Frage: Herr Weyer, wie geht es Ihnen nach Ihrer Priesterweihe?

Weyer: Ich gewöhne mich gerade an meine neue Lebensphase. Ich habe 40 Jahre lang als Friseur gearbeitet und meinen eigenen Salon gehabt. Da war der Tag durchgetaktet mit Terminen. Momentan bin ich nach meiner Weihe erst am Planen, welche Aufgaben ich in der Kirchengemeinde übernehmen werde.

Frage: Sie waren gerne Friseurmeister?

Weyer: Ja, super gerne. Das war total schön. Ich habe mein Handwerk geliebt. Ich hatte in der Nähe von Wiesbaden einen bekannten Salon in der Nähe eines Musicaltheaters. Da hatten wir auch berühmte Kunden. Wobei für mich jeder Kunde ein besonderer war. Aber jetzt ist es gut, jetzt wird alles eingemottet. Das bringt nichts mehr. Jetzt bin ich Priester.

Bild: ©Bistum Regensburg/Uwe Moosburger/altrofoto.de

Wolfgang Weyer (56) wurde im Juni von Bischof Rudolf Voderholzer zum Priester geweiht. Weyer ist Friseurmeister, Vater von zwei Kindern und war verheiratet.

Frage: Sie waren aber verheiratet.

Weyer: Ja, ich war zehn Jahre lang verheiratet, allerdings nur standesamtlich. Sie war geschieden und in erster Ehe kirchlich verheiratet, also konnten wir nur standesamtlich heiraten. Dies geschah 1991 und im gleichen Jahr kam unsere Tochter zur Welt, dann folgte 1993 unser Sohn. Später hat sich meine Frau sich von mir getrennt. Scheinbar war ich für sie ein Projekt. Ich habe es ernsthaft versucht, aber es hat nicht geklappt.

Frage: Sie haben auch gemeinsame Kinder?

Weyer: Ja, wir haben zwei Kinder. Meine Tochter und mein Sohn sind inzwischen erwachsen.

Frage: Was haben Ihre Kinder zu Ihrem neuen Beruf gesagt?

Weyer: Meine Tochter kann es nicht nachvollziehen, dass ich jetzt Priester bin. Mein Sohn findet es voll super und war auch bei meiner Weihe dabei. Er hat sich richtig gefreut.

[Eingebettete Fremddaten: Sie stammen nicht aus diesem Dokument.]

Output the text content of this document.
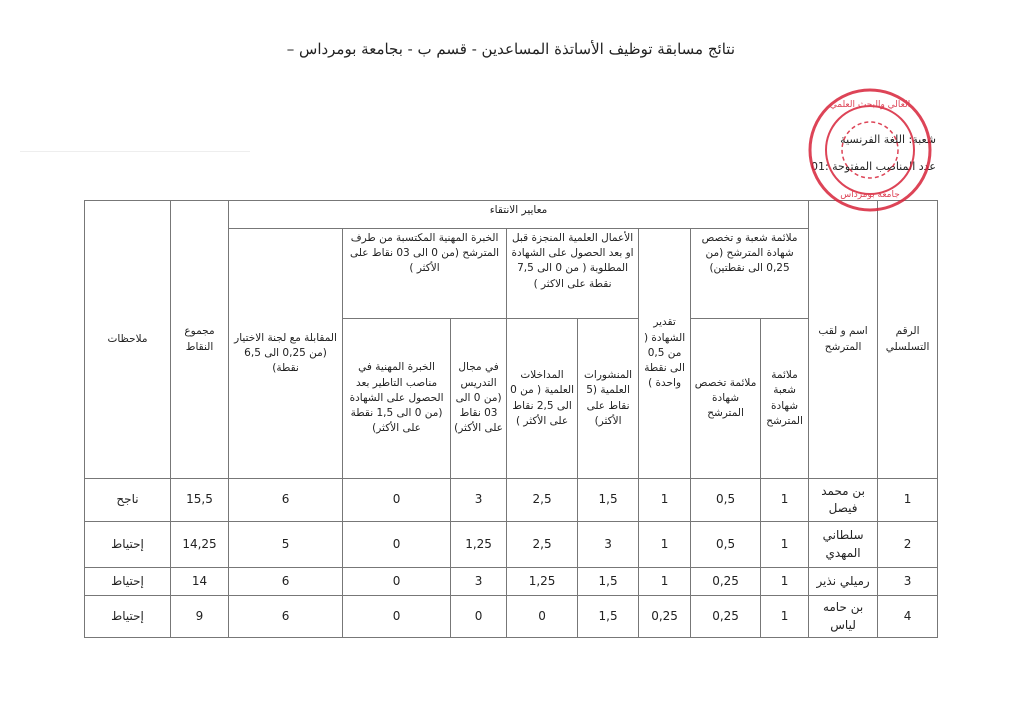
نتائج مسابقة توظيف الأساتذة المساعدين - قسم ب - بجامعة بومرداس –
شعبة: اللغة الفرنسية
عدد المناصب المفتوحة :01
الرقم التسلسلي	اسم و لقب المترشح	معايير الانتقاء								مجموع النقاط	ملاحظات
		ملائمة شعبة و تخصص شهادة المترشح (من 0,25 الى نقطتين)		تقدير الشهادة ( من 0,5 الى نقطة واحدة )	الأعمال العلمية المنجزة قبل او بعد الحصول على الشهادة المطلوبة ( من 0 الى 7,5 نقطة على الاكثر )		الخبرة المهنية المكتسبة من طرف المترشح (من 0 الى 03 نقاط على الأكثر )		المقابلة مع لجنة الاختيار (من 0,25 الى 6,5 نقطة)		
		ملائمة شعبة شهادة المترشح	ملائمة تخصص شهادة المترشح		المنشورات العلمية (5 نقاط على الأكثر)	المداخلات العلمية ( من 0 الى 2,5 نقاط على الأكثر )	في مجال التدريس (من 0 الى 03 نقاط على الأكثر)	الخبرة المهنية في مناصب التاطير بعد الحصول على الشهادة (من 0 الى 1,5 نقطة على الأكثر)			
1	بن محمد فيصل	1	0,5	1	1,5	2,5	3	0	6	15,5	ناجح
2	سلطاني المهدي	1	0,5	1	3	2,5	1,25	0	5	14,25	إحتياط
3	رميلي نذير	1	0,25	1	1,5	1,25	3	0	6	14	إحتياط
4	بن حامه لياس	1	0,25	0,25	1,5	0	0	0	6	9	إحتياط
العالي والبحث العلمي
جامعة بومرداس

Bild: ©Bistum Regensburg/Uwe Moosburger/altrofoto.de

Der Segen der neugeweihten Priester im Regensburger Dom nach der Priesterweihe am 25. Juni 2022.

Frage: Hatten Sie schon in der Zeit, als Sie verheiratet waren, den Wunsch Priester zu werden?

Weyer: Nein, der kam erst danach. Ich war früher evangelisch und nicht besonders fromm. Meine Ex-Frau war katholisch. Meine Kinder wurden auch katholisch getauft. Durch die Kinder bin ich erst so richtig in den katholischen Glauben hereingewachsen und dann auch konvertiert. Damals war ich Anfang 30. Wir sind sonntags als Familie in den Gottesdienst gegangen, das hat einfach für mich gepasst. Wir konnten so unseren Glauben den Kindern weitergeben. Im Jahr 2004 ging die Ehe dann aber auseinander. In dieser Trennungsphase sagte mein geistlicher Begleiter zu mir: "Entweder Sie finden noch eine Frau und gute Mutter für Ihre Kinder oder Sie werden eh Priester".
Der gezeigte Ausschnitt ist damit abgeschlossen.